As with other chronic diseases and for adult patients with CKD, studies have identified impairment in HRQoL in children and adolescents with CKD [4, 69]. In our study, children and adolescents with pre-dialysis CKD achieved worse scores than controls in the global scores and in the psychological, educational and psychosocial subdomains. These findings are similar to those reported previously [4, 69].

More advanced stages of CKD were not associated with psychological variables, but we did study identify a correlation between patient age and disease duration and worse HRQoL scores. In addition, depressive symptoms negatively correlated with all (sub)domains of HRQoL, as observed in other studies [4, 50].

One of the major limitations of our study was the sample size, which was restricted by the age limits and by the inclusion of only pre-dialysis CKD patients. Another important limitation was the use of screening instruments of psychiatric symptoms and not structured clinical interviews for formal psychiatric diagnoses. Our evaluation included clinical and laboratory variables of CKD, but these patients may be under the influence of many other stressors that we were unaware of or unable to take into account. Future studies evaluating psychiatric morbidity and the HRQoL of caregivers could provide more information on these stressors. Longitudinal follow-up of these children and adolescents might clarify the role of resilience and psychiatric disorders on the progression of CKD. Although this was a cross-sectional study, it contributes to a broader understanding of pre-dialysis CKD pediatric patients since psychiatric morbidity, resilience and HRQoL were regarded as research priorities in the last report of the NIH Task Force [19].
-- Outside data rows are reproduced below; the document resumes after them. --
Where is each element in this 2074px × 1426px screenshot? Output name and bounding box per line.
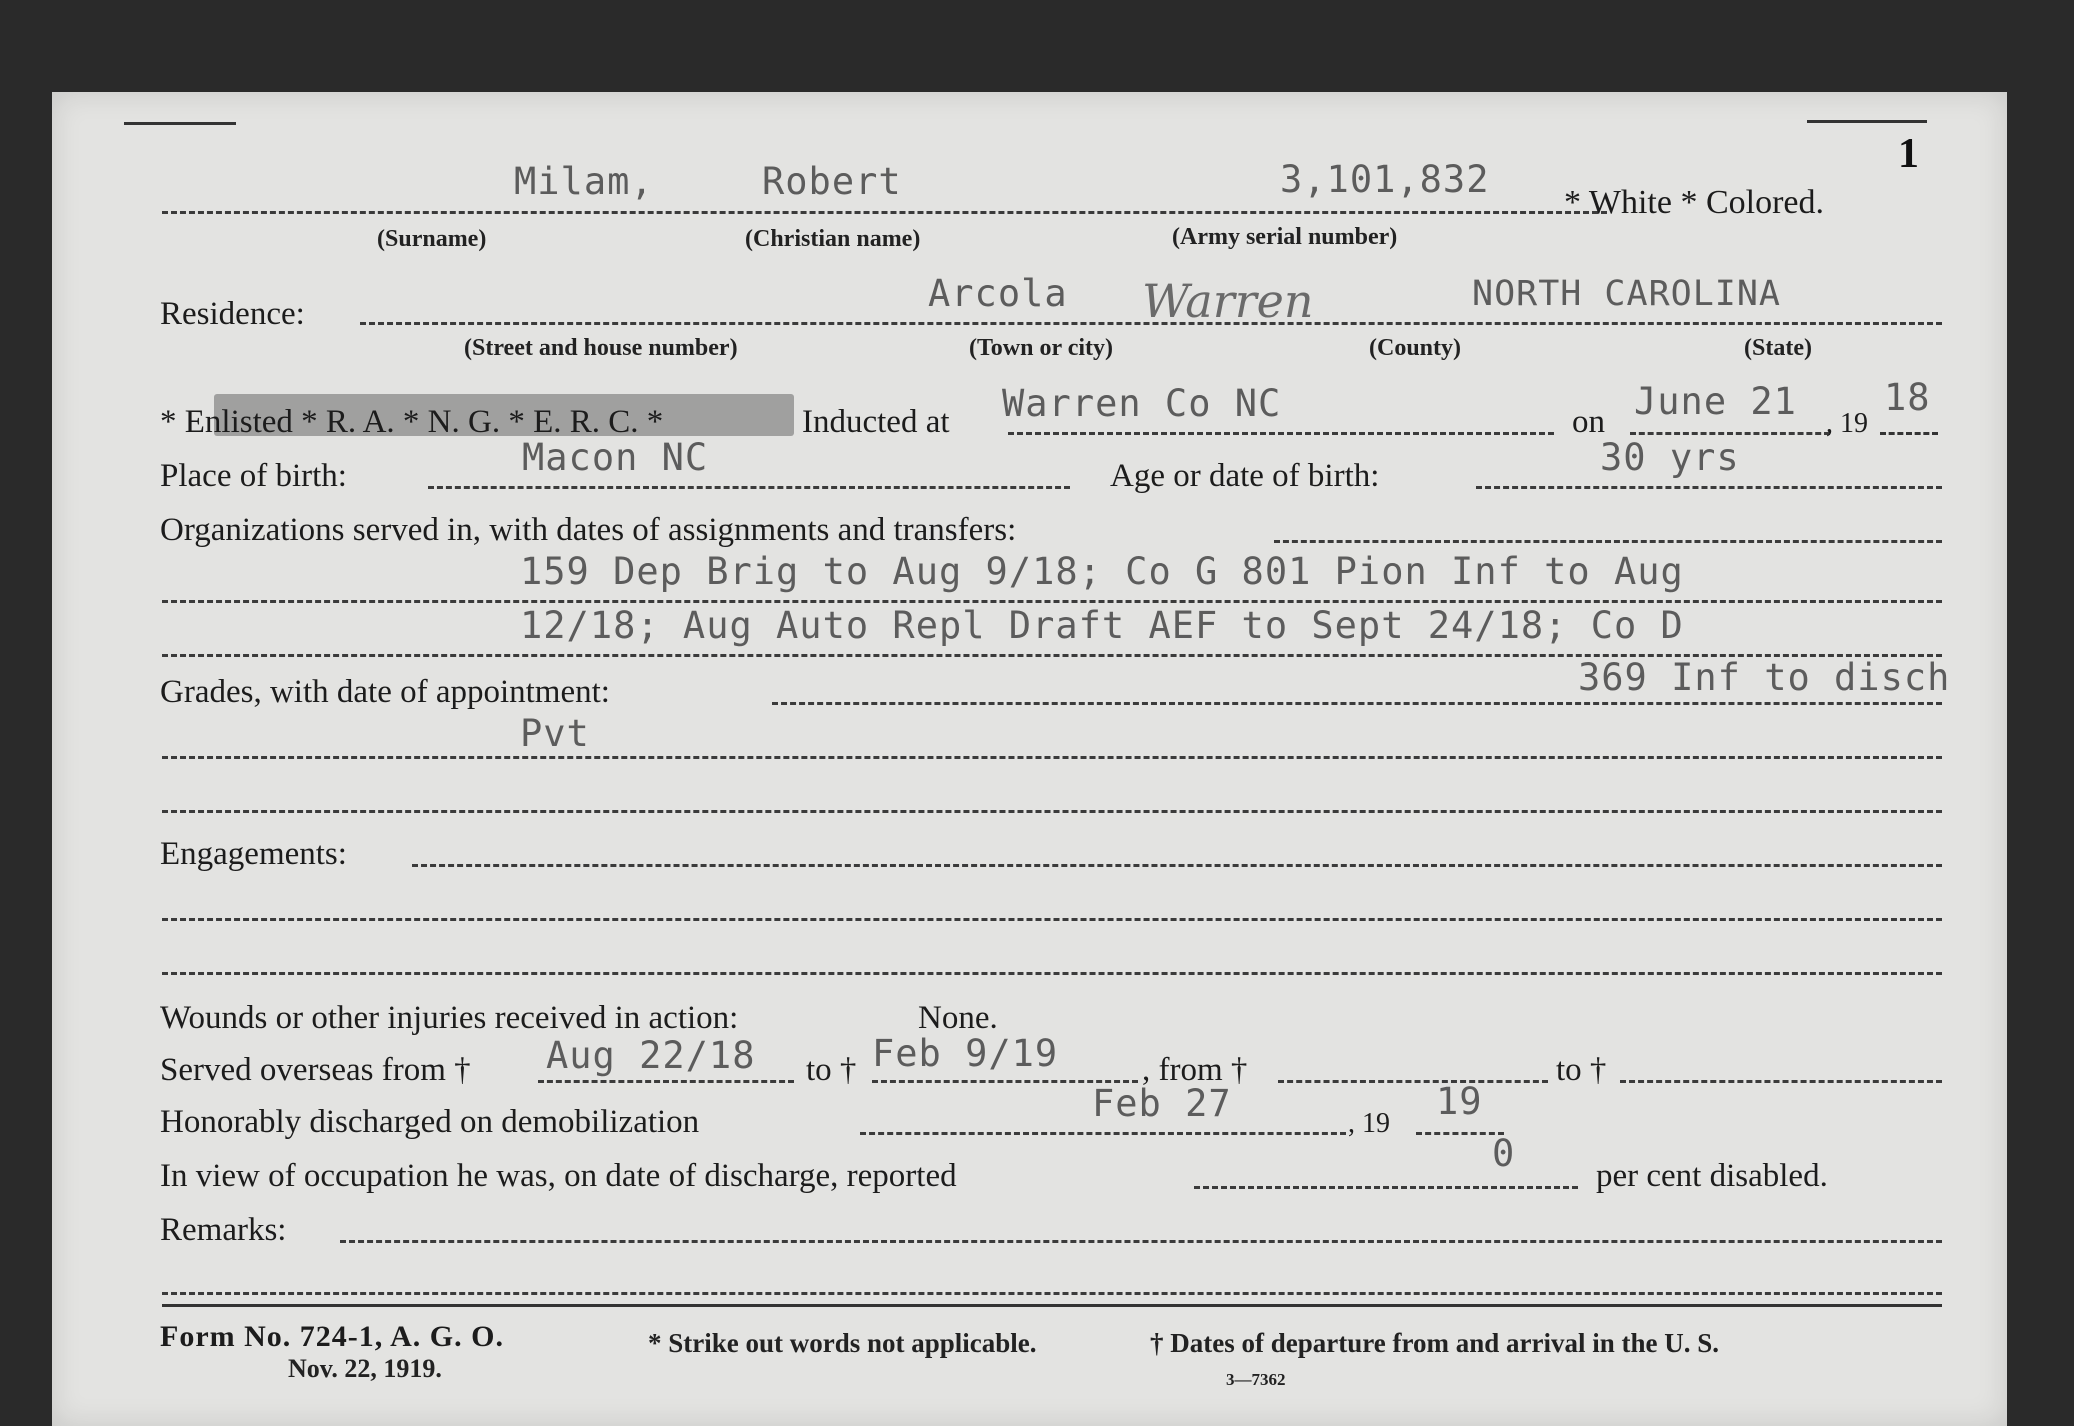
top-left-rule (124, 122, 236, 125)
disabled-percent-value: 0 (1492, 1132, 1516, 1175)
grades-label: Grades, with date of appointment: (160, 674, 610, 710)
on-label: on (1572, 404, 1605, 440)
grades-line-2 (162, 810, 1942, 813)
residence-town: Arcola (928, 272, 1068, 315)
serial-number-value: 3,101,832 (1280, 158, 1490, 201)
engagements-line-1 (162, 918, 1942, 921)
residence-label: Residence: (160, 296, 305, 332)
wounds-value: None. (918, 1000, 998, 1036)
occupation-label: In view of occupation he was, on date of discharge, reported (160, 1158, 957, 1194)
age-label: Age or date of birth: (1110, 458, 1380, 494)
inducted-year-value: 18 (1884, 376, 1931, 419)
street-caption: (Street and house number) (464, 335, 738, 361)
inducted-date-line (1630, 432, 1830, 435)
overseas-from-line (538, 1080, 794, 1083)
organizations-entry-2: 12/18; Aug Auto Repl Draft AEF to Sept 24/18; Co D (520, 604, 1684, 647)
form-number: Form No. 724-1, A. G. O. (160, 1320, 504, 1353)
surname-caption: (Surname) (377, 226, 487, 252)
print-code: 3—7362 (1226, 1370, 1286, 1389)
grades-line-0 (772, 702, 1942, 705)
place-of-birth-label: Place of birth: (160, 458, 347, 494)
inducted-at-value: Warren Co NC (1002, 382, 1282, 425)
engagements-label: Engagements: (160, 836, 347, 872)
enlisted-options: * Enlisted * R. A. * N. G. * E. R. C. * (160, 404, 664, 440)
disabled-line (1194, 1186, 1578, 1189)
served-overseas-label: Served overseas from † (160, 1052, 471, 1088)
remarks-line-1 (162, 1292, 1942, 1295)
inducted-at-line (1008, 432, 1554, 435)
page-number: 1 (1898, 131, 1919, 177)
year-prefix: , 19 (1826, 408, 1868, 439)
organizations-entry-3: 369 Inf to disch (1578, 656, 1951, 699)
place-of-birth-line (428, 486, 1070, 489)
age-line (1476, 486, 1942, 489)
overseas-to2-line (1620, 1080, 1942, 1083)
discharge-year-value: 19 (1436, 1080, 1483, 1123)
inducted-year-line (1880, 432, 1938, 435)
remarks-line-0 (340, 1240, 1942, 1243)
dates-note: † Dates of departure from and arrival in the U. S. (1150, 1328, 1719, 1358)
state-caption: (State) (1744, 335, 1812, 361)
race-options: * White * Colored. (1564, 184, 1824, 221)
christian-name-value: Robert (762, 160, 902, 203)
christian-caption: (Christian name) (745, 226, 921, 252)
grades-line-1 (162, 756, 1942, 759)
organizations-line-0 (1274, 540, 1942, 543)
strike-note: * Strike out words not applicable. (648, 1328, 1037, 1358)
overseas-from2-label: , from † (1142, 1052, 1248, 1088)
inducted-at-label: Inducted at (802, 404, 950, 440)
overseas-from-value: Aug 22/18 (546, 1034, 756, 1077)
serial-caption: (Army serial number) (1172, 224, 1398, 250)
engagements-line-2 (162, 972, 1942, 975)
engagements-line-0 (412, 864, 1942, 867)
top-right-rule (1807, 120, 1927, 123)
overseas-to-value: Feb 9/19 (872, 1032, 1059, 1075)
name-line (162, 211, 1607, 214)
residence-state: NORTH CAROLINA (1472, 274, 1782, 314)
overseas-from2-line (1278, 1080, 1548, 1083)
place-of-birth-value: Macon NC (522, 436, 709, 479)
discharge-date-value: Feb 27 (1092, 1082, 1232, 1125)
county-caption: (County) (1369, 335, 1462, 361)
grades-value: Pvt (520, 712, 590, 755)
overseas-to-label: to † (806, 1052, 857, 1088)
inducted-date-value: June 21 (1634, 380, 1797, 423)
surname-value: Milam, (514, 160, 654, 203)
discharged-line (860, 1132, 1346, 1135)
overseas-to2-label: to † (1556, 1052, 1607, 1088)
age-value: 30 yrs (1600, 436, 1740, 479)
organizations-line-1 (162, 600, 1942, 603)
per-cent-label: per cent disabled. (1596, 1158, 1828, 1194)
wounds-label: Wounds or other injuries received in action: (160, 1000, 739, 1036)
residence-county: Warren (1142, 274, 1314, 328)
discharge-year-line (1416, 1132, 1504, 1135)
discharged-label: Honorably discharged on demobilization (160, 1104, 700, 1140)
discharge-year-prefix: , 19 (1348, 1108, 1390, 1139)
footer-rule (162, 1304, 1942, 1307)
organizations-entry-1: 159 Dep Brig to Aug 9/18; Co G 801 Pion Inf to Aug (520, 550, 1684, 593)
service-record-card (52, 92, 2007, 1426)
organizations-label: Organizations served in, with dates of assignments and transfers: (160, 512, 1017, 548)
form-date: Nov. 22, 1919. (288, 1354, 442, 1383)
town-caption: (Town or city) (969, 335, 1113, 361)
remarks-label: Remarks: (160, 1212, 287, 1248)
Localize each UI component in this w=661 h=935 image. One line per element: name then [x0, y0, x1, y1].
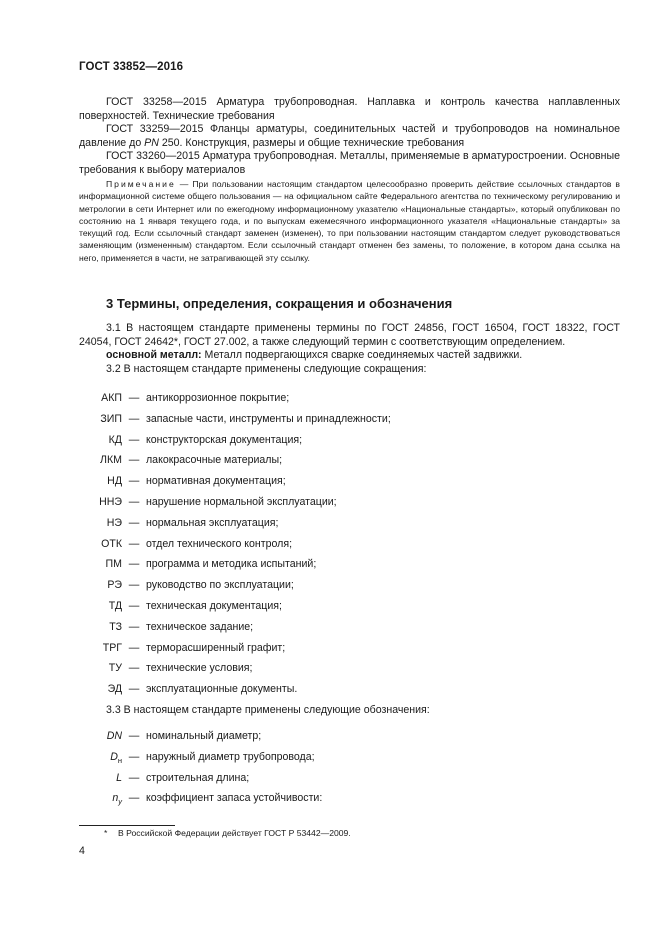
abbreviation-dash: —	[128, 433, 140, 446]
symbol-definition: номинальный диаметр;	[146, 730, 262, 742]
symbol-dash: —	[128, 792, 140, 805]
reference-item	[79, 150, 620, 178]
abbreviation-definition: лакокрасочные материалы;	[146, 454, 283, 467]
abbreviation-dash: —	[128, 600, 140, 612]
abbreviation-dash: —	[128, 683, 140, 696]
abbreviation-term: ОТК	[101, 537, 122, 550]
abbreviation-dash: —	[128, 475, 140, 488]
note-text: — При пользовании настоящим стандартом целесообразно проверить действие ссылочных стандартов в информационной системе общего пользования — на официальном сайте Федерального агентства по техническому регулированию и метрологии в сети Интернет или по ежегодному информационному указателю «Национальные стандарты», который опубликован по состоянию на 1 января текущего года, и по выпускам ежемесячного информационного указателя «Национальные стандарты» за текущий год. Если ссылочный стандарт заменен (изменен), то при пользовании настоящим стандартом следует руководствоваться заменяющим (измененным) стандартом. Если ссылочный стандарт отменен без замены, то положение, в котором дана ссылка на него, применяется в части, не затрагивающей эту ссылку.	[79, 179, 620, 263]
symbol-main: DN	[106, 730, 122, 742]
abbreviation-definition: эксплуатационные документы.	[146, 683, 298, 696]
note-label: Примечание	[106, 179, 176, 189]
abbreviation-term: ЗИП	[100, 412, 122, 425]
abbreviation-definition: конструкторская документация;	[146, 433, 303, 446]
reference-item	[79, 123, 620, 151]
symbol-subscript: н	[117, 755, 122, 765]
reference-text-tail: 250. Конструкция, размеры и общие технические требования	[158, 136, 465, 149]
abbreviation-definition: нарушение нормальной эксплуатации;	[146, 496, 337, 508]
abbreviation-term: КД	[108, 433, 122, 446]
abbreviation-term: ЭД	[107, 683, 122, 696]
term-definition	[106, 349, 522, 363]
term-def: Металл подвергающихся сварке соединяемых частей задвижки.	[201, 349, 523, 361]
abbreviation-definition: запасные части, инструменты и принадлежности;	[146, 412, 391, 425]
footnote-mark: *	[104, 828, 108, 838]
symbol-dash: —	[128, 771, 140, 784]
reference-text: ГОСТ 33259—2015 Фланцы арматуры, соединительных частей и трубопроводов на номинальное давление до	[79, 123, 620, 149]
abbreviation-definition: техническая документация;	[146, 600, 282, 612]
section-heading: 3 Термины, определения, сокращения и обозначения	[106, 296, 453, 311]
symbol-subscript: y	[118, 797, 122, 807]
abbreviation-dash: —	[128, 579, 140, 592]
abbreviation-term: ТРГ	[102, 641, 122, 654]
abbreviation-term: ПМ	[105, 558, 122, 571]
abbreviation-definition: техническое задание;	[146, 620, 254, 633]
symbol-term	[79, 771, 122, 789]
symbol-definition: коэффициент запаса устойчивости:	[146, 792, 323, 805]
abbreviation-dash: —	[128, 620, 140, 633]
abbreviation-term: ННЭ	[99, 496, 122, 508]
abbreviation-dash: —	[128, 641, 140, 654]
abbreviation-definition: нормативная документация;	[146, 475, 286, 488]
abbreviation-term: НД	[107, 475, 122, 488]
symbol-definition: строительная длина;	[146, 771, 250, 784]
abbreviation-dash: —	[128, 516, 140, 529]
page-number: 4	[79, 845, 85, 857]
symbol-main: n	[112, 792, 119, 805]
abbreviation-dash: —	[128, 454, 140, 467]
footnote-text: В Российской Федерации действует ГОСТ Р 53442—2009.	[118, 828, 351, 838]
symbol-main: D	[110, 750, 118, 763]
paragraph-3-3: 3.3 В настоящем стандарте применены следующие обозначения:	[106, 704, 430, 716]
abbreviation-dash: —	[128, 392, 140, 404]
symbol-definition: наружный диаметр трубопровода;	[146, 750, 315, 763]
abbreviation-definition: отдел технического контроля;	[146, 537, 293, 550]
abbreviation-dash: —	[128, 662, 140, 675]
document-header: ГОСТ 33852—2016	[79, 61, 184, 73]
abbreviation-term: ЛКМ	[100, 454, 122, 467]
symbol-term	[79, 729, 122, 747]
abbreviation-definition: руководство по эксплуатации;	[146, 579, 294, 592]
abbreviation-dash: —	[128, 558, 140, 571]
paragraph-3-1: 3.1 В настоящем стандарте применены термины по ГОСТ 24856, ГОСТ 16504, ГОСТ 18322, ГОСТ 24054, ГОСТ 24642*, ГОСТ 27.002, а также следующий термин с соответствующим определением.	[79, 322, 620, 348]
abbreviation-definition: антикоррозионное покрытие;	[146, 392, 290, 404]
abbreviation-dash: —	[128, 412, 140, 425]
symbol-dash: —	[128, 730, 140, 742]
abbreviation-term: НЭ	[106, 516, 122, 529]
note-block	[79, 178, 620, 264]
abbreviation-term: ТЗ	[109, 620, 122, 633]
symbol-dash: —	[128, 750, 140, 763]
abbreviation-term: АКП	[101, 392, 122, 404]
abbreviation-term: ТД	[108, 600, 122, 612]
symbol-term	[79, 750, 122, 768]
term-name: основной металл:	[106, 349, 202, 361]
pn-symbol: PN	[144, 136, 159, 149]
footnote-rule	[79, 825, 175, 826]
abbreviation-term: ТУ	[108, 662, 122, 675]
abbreviation-definition: программа и методика испытаний;	[146, 558, 317, 571]
symbol-main: L	[116, 771, 122, 784]
abbreviation-dash: —	[128, 537, 140, 550]
paragraph-3-2: 3.2 В настоящем стандарте применены следующие сокращения:	[106, 363, 427, 375]
symbol-term	[79, 791, 122, 809]
reference-item	[79, 96, 620, 124]
footnote	[104, 828, 351, 839]
abbreviation-definition: терморасширенный графит;	[146, 641, 286, 654]
abbreviation-term: РЭ	[107, 579, 122, 592]
abbreviation-definition: технические условия;	[146, 662, 253, 675]
abbreviation-dash: —	[128, 496, 140, 508]
abbreviation-definition: нормальная эксплуатация;	[146, 516, 279, 529]
reference-text: ГОСТ 33258—2015 Арматура трубопроводная. Наплавка и контроль качества наплавленных поверхностей. Технические требования	[79, 96, 620, 122]
reference-text: ГОСТ 33260—2015 Арматура трубопроводная. Металлы, применяемые в арматуростроении. Основные требования к выбору материалов	[79, 150, 620, 176]
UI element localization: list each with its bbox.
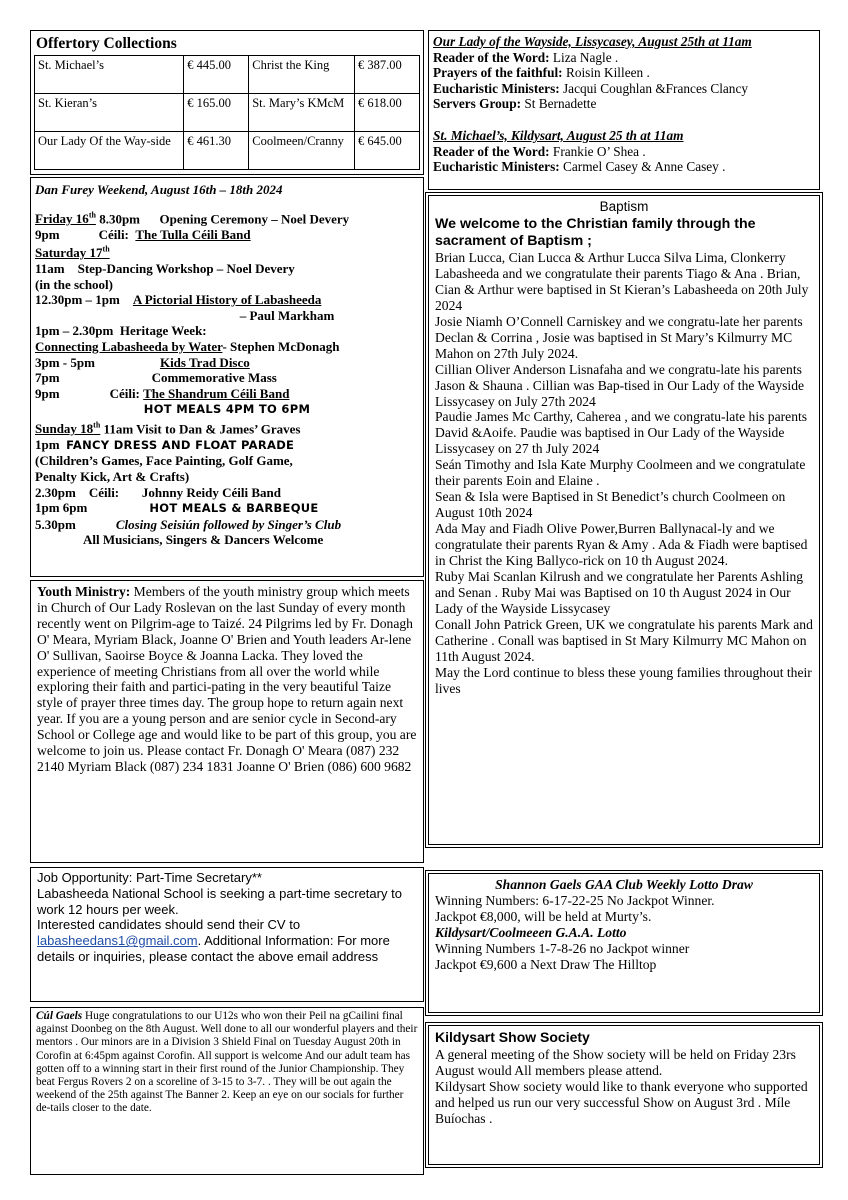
- baptism-para: Conall John Patrick Green, UK we congratulate his parents Mark and Catherine . Conall was baptised in St Mary Kilmurry MC Mahon on 11th August 2024.: [435, 616, 813, 664]
- mass-ministries-box: [428, 30, 820, 190]
- collection-amount: € 645.00: [355, 132, 420, 170]
- sunday-line: Sunday 18th 11am Visit to Dan & James’ Graves: [35, 420, 301, 437]
- church-name: Our Lady Of the Way-side: [35, 132, 184, 170]
- baptism-intro: We welcome to the Christian family through the sacrament of Baptism ;: [435, 215, 756, 249]
- fancy-note-2-line: Penalty Kick, Art & Crafts): [35, 469, 190, 485]
- shannon-gaels-numbers: Winning Numbers: 6-17-22-25 No Jackpot Winner.: [435, 892, 715, 908]
- show-society-para: Kildysart Show society would like to thank everyone who supported and helped us run our very successful Show on August 3rd . Míle Buíochas .: [435, 1078, 808, 1126]
- table-row: [35, 132, 420, 170]
- wayside-reader: Reader of the Word: Liza Nagle .: [433, 49, 619, 65]
- ceili-2-line: 9pm Céili: The Shandrum Céili Band: [35, 385, 290, 401]
- collection-amount: € 387.00: [355, 56, 420, 94]
- cul-gaels-box: [30, 1007, 424, 1175]
- offertory-title: Offertory Collections: [36, 35, 177, 52]
- hot-meals-1-line: HOT MEALS 4PM TO 6PM: [143, 402, 311, 417]
- dan-furey-weekend-box: [30, 177, 424, 577]
- job-apply-text: Interested candidates should send their CV to labasheedans1@gmail.com. Additional Information: For more details or inquiries, please contact the above email address: [37, 917, 390, 964]
- youth-ministry-label: Youth Ministry:: [37, 584, 131, 599]
- job-email-link[interactable]: labasheedans1@gmail.com: [37, 933, 198, 949]
- table-row: [35, 94, 420, 132]
- step-dancing-line: 11am Step-Dancing Workshop – Noel Devery: [35, 261, 295, 277]
- church-name: St. Kieran’s: [35, 94, 184, 132]
- cul-gaels-label: Cúl Gaels: [36, 1010, 83, 1022]
- baptism-para: Ruby Mai Scanlan Kilrush and we congratulate her Parents Ashling and Senan . Ruby Mai was Baptised on 10 th August 2024 in Our Lady of the Wayside Lissycasey: [435, 569, 804, 616]
- closing-note-line: All Musicians, Singers & Dancers Welcome: [83, 532, 324, 548]
- collection-amount: € 461.30: [184, 132, 249, 170]
- lotto-box: [428, 873, 820, 1013]
- church-name: St. Michael’s: [35, 56, 184, 94]
- wayside-prayers: Prayers of the faithful: Roisin Killeen .: [433, 65, 650, 81]
- kildysart-jackpot: Jackpot €9,600 a Next Draw The Hilltop: [435, 956, 657, 972]
- heritage-line: 1pm – 2.30pm Heritage Week:: [35, 323, 207, 339]
- pictorial-author-line: – Paul Markham: [239, 307, 335, 323]
- pictorial-line: 12.30pm – 1pm A Pictorial History of Labasheeda: [35, 292, 322, 308]
- heritage-title-line: Connecting Labasheeda by Water- Stephen McDonagh: [35, 339, 340, 354]
- st-michaels-reader: Reader of the Word: Frankie O’ Shea .: [433, 143, 646, 159]
- kildysart-lotto-heading: Kildysart/Coolmeeen G.A.A. Lotto: [435, 924, 627, 940]
- baptism-para: May the Lord continue to bless these young families throughout their lives: [435, 664, 812, 696]
- friday-line: Friday 16th 8.30pm Opening Ceremony – Noel Devery: [35, 210, 350, 226]
- show-society-para: A general meeting of the Show society will be held on Friday 23rs August would All members please attend.: [435, 1046, 796, 1078]
- youth-ministry-text: Youth Ministry: Members of the youth ministry group which meets in Church of Our Lady Roslevan on the last Sunday of every month recently went on Pilgrim-age to Taizé. 24 Pilgrims led by Fr. Donagh O' Meara, Myriam Black, Joanne O' Brien and Youth leaders Ar-lene O' Sullivan, Saoirse Boyce & Joanna Lacka. They loved the experience of meeting Christians from all over the world while exploring their faith and partici-pating in the very beautiful Taize style of prayer three times day. The group hope to return again next year. If you are a young person and are senior cycle in Second-ary School or College age and would like to be part of this group, you are welcome to join us. Please contact Fr. Donagh O' Meara (087) 232 2140 Myriam Black (087) 234 1831 Joanne O' Brien (086) 600 9682: [37, 584, 417, 774]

In conclusion, the QoL of children and adolescents with pre-dialysis CKD was impaired compared to that of the controls, without any association with clinical or laboratory parameters. Patients and controls exhibited similar scores of resilience, but CKD negatively influenced HRQoL, contributing to a higher frequency of depression and separation anxiety in the pediatric CKD patients. More studies are needed in the pediatric population, especially those addressing factors associated with the promotion of resilience and the development of psychiatric symptoms or HRQoL impairment in CKD.